The Bear chitter-chattered and grumbled about the heat and the wind coming through the windows, unsatisfied with the cookies and toys on offer and our conversation turned to children. She looked my age, maybe a little younger. From Zimbabwe, and she has a son. Four years old. She has twin sisters, too, younger. They are back in Zimbabwe and so is her son.

We usually take the route over the mountains instead of the coastal road when we’re coming back in this direction, so we’ve never gone this way before. It is strange how the change in perspective, taking the same road but going the opposite way, makes things look totally different. I sat still for a moment and faced forward, watching slopes, rock, fynbos pass by on the right, and occasionally getting glimpses on my left down the cliffs to the ocean that was at some points a good 200 feet below. Too far to hear the waves crashing with the windows open. The road was remarkably different traveling this way.

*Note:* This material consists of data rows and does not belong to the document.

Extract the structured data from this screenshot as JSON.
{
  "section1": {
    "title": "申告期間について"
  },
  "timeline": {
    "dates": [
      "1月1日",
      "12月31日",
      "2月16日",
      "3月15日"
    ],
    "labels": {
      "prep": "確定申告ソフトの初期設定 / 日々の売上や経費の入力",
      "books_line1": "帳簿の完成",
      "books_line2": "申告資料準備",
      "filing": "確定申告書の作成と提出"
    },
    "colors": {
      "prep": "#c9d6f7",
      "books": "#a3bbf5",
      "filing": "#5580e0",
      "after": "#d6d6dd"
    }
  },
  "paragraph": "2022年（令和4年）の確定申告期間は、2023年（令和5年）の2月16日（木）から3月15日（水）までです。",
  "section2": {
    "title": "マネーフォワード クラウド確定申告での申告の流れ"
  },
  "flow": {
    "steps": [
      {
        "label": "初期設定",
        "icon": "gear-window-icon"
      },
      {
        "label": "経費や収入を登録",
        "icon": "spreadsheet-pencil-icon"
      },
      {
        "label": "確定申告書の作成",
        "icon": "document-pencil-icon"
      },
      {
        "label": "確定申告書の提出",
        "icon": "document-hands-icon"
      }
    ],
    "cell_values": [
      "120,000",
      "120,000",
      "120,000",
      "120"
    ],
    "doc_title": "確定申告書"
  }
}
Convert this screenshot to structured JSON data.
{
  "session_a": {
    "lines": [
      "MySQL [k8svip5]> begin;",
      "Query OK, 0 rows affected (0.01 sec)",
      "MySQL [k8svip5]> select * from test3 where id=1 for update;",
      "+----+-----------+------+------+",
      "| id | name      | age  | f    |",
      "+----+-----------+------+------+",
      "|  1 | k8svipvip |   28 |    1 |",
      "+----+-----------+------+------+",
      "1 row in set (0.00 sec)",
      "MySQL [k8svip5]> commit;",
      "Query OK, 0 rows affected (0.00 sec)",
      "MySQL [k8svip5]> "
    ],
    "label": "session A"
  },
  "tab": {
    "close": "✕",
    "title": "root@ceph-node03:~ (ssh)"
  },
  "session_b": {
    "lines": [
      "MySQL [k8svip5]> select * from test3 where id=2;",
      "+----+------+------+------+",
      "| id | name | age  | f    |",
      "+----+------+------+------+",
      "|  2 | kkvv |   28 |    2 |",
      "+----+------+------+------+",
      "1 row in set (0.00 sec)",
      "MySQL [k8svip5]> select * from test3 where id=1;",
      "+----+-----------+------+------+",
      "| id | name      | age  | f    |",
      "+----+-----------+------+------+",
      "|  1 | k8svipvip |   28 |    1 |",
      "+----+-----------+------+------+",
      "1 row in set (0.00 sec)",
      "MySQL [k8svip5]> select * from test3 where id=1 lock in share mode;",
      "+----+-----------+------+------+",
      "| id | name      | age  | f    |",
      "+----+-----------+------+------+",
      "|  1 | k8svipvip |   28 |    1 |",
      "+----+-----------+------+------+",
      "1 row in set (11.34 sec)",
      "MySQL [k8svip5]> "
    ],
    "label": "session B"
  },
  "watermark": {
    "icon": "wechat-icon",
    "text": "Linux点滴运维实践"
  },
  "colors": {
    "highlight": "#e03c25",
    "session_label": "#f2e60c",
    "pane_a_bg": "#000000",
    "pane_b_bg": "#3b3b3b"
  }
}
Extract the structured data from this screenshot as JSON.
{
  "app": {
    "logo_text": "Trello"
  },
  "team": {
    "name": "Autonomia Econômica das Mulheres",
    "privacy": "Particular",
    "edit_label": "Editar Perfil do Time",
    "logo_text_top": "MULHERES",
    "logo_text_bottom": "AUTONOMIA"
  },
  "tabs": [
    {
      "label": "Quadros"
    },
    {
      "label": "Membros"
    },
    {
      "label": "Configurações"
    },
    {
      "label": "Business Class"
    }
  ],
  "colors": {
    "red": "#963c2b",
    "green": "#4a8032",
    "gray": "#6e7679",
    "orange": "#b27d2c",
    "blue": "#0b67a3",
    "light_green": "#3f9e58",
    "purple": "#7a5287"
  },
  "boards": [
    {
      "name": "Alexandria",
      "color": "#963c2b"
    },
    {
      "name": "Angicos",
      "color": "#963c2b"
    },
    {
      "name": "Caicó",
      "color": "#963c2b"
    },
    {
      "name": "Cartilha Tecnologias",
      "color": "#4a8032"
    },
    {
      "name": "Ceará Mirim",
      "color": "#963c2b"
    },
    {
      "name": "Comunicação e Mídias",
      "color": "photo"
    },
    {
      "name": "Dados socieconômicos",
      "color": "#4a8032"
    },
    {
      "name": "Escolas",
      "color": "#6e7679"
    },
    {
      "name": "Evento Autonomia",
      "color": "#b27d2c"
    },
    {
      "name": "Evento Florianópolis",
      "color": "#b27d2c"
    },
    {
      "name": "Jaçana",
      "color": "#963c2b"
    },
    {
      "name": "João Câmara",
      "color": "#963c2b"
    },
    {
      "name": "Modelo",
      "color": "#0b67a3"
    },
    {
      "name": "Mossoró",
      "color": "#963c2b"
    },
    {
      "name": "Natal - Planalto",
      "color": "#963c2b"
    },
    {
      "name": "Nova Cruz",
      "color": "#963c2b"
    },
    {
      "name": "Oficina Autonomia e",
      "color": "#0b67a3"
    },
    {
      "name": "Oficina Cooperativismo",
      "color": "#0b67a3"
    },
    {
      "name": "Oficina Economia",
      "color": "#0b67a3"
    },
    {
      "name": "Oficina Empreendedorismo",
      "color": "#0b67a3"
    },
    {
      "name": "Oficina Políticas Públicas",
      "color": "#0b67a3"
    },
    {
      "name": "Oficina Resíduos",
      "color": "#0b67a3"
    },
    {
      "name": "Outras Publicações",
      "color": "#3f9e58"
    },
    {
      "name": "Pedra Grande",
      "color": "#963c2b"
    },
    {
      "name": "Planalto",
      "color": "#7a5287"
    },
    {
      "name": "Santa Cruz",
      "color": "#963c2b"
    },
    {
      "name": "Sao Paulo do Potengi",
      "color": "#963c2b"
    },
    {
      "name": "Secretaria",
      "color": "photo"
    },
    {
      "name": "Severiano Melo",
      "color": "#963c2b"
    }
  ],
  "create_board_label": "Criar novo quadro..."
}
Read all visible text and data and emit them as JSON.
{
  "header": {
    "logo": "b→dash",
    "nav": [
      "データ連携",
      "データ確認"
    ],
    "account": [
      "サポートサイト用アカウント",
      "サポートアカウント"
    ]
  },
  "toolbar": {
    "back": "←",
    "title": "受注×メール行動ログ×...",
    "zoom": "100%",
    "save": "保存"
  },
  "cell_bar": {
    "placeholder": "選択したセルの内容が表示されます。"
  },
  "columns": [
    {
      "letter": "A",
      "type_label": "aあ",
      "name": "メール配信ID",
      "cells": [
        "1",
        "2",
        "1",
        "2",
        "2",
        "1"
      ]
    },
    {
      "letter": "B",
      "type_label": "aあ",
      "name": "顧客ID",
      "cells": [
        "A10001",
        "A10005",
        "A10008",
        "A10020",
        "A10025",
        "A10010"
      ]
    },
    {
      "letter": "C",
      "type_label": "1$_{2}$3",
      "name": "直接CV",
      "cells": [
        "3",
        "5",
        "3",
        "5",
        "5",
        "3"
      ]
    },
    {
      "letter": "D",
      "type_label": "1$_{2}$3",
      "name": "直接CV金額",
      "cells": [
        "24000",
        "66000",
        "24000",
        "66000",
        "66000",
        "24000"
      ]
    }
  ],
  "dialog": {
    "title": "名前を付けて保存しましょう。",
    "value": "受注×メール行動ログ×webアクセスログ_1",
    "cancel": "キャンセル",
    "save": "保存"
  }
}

Her son’s name is Shinto, I think. I can’t remember for sure. He is still in Zimbabwe, and she hasn’t seen him for a year. I try hard to picture him in my mind. Every month she sends some of the money she makes back to her family there. I think about how the decision for her to come here came about and the narrative plays over the screen of my imagination and it’s sad.

The gentleman beside her looks like he could tell a million stories. I wish I could understand him well enough to listen to them.

I face forward again and am plunged into deep, heart-sore thoughts. I turn to tell her my sister is in America, and that’s where I am from. In my thoughts I marvel at how different our experiences as foreigners in South Africa must be. My sister is having a baby soon and I don’t know when I will get to meet him or her. We don’t know yet whether it will be a boy or a girl, but I hope it’s a girl. Back in my thoughts I feel certain I will at least meet the baby at Christmas, and see my family, and I remember how much I have to be thankful for, and what little reason for complaint.

Mr Potato Head finally arrives outside the gates of our complex. Mark announces that this is where we stop. Our passengers are grateful and quickly get out to head on their way. I stare at the skinny gentleman walking away. He is so thin and I want to do more for him than a ride and a cookie. I wonder if we might someday give away shoes in Zimbabwe. Perhaps this woman could come along and see her son.

We are driving in one direction but two strings in my heart are being pulled in another.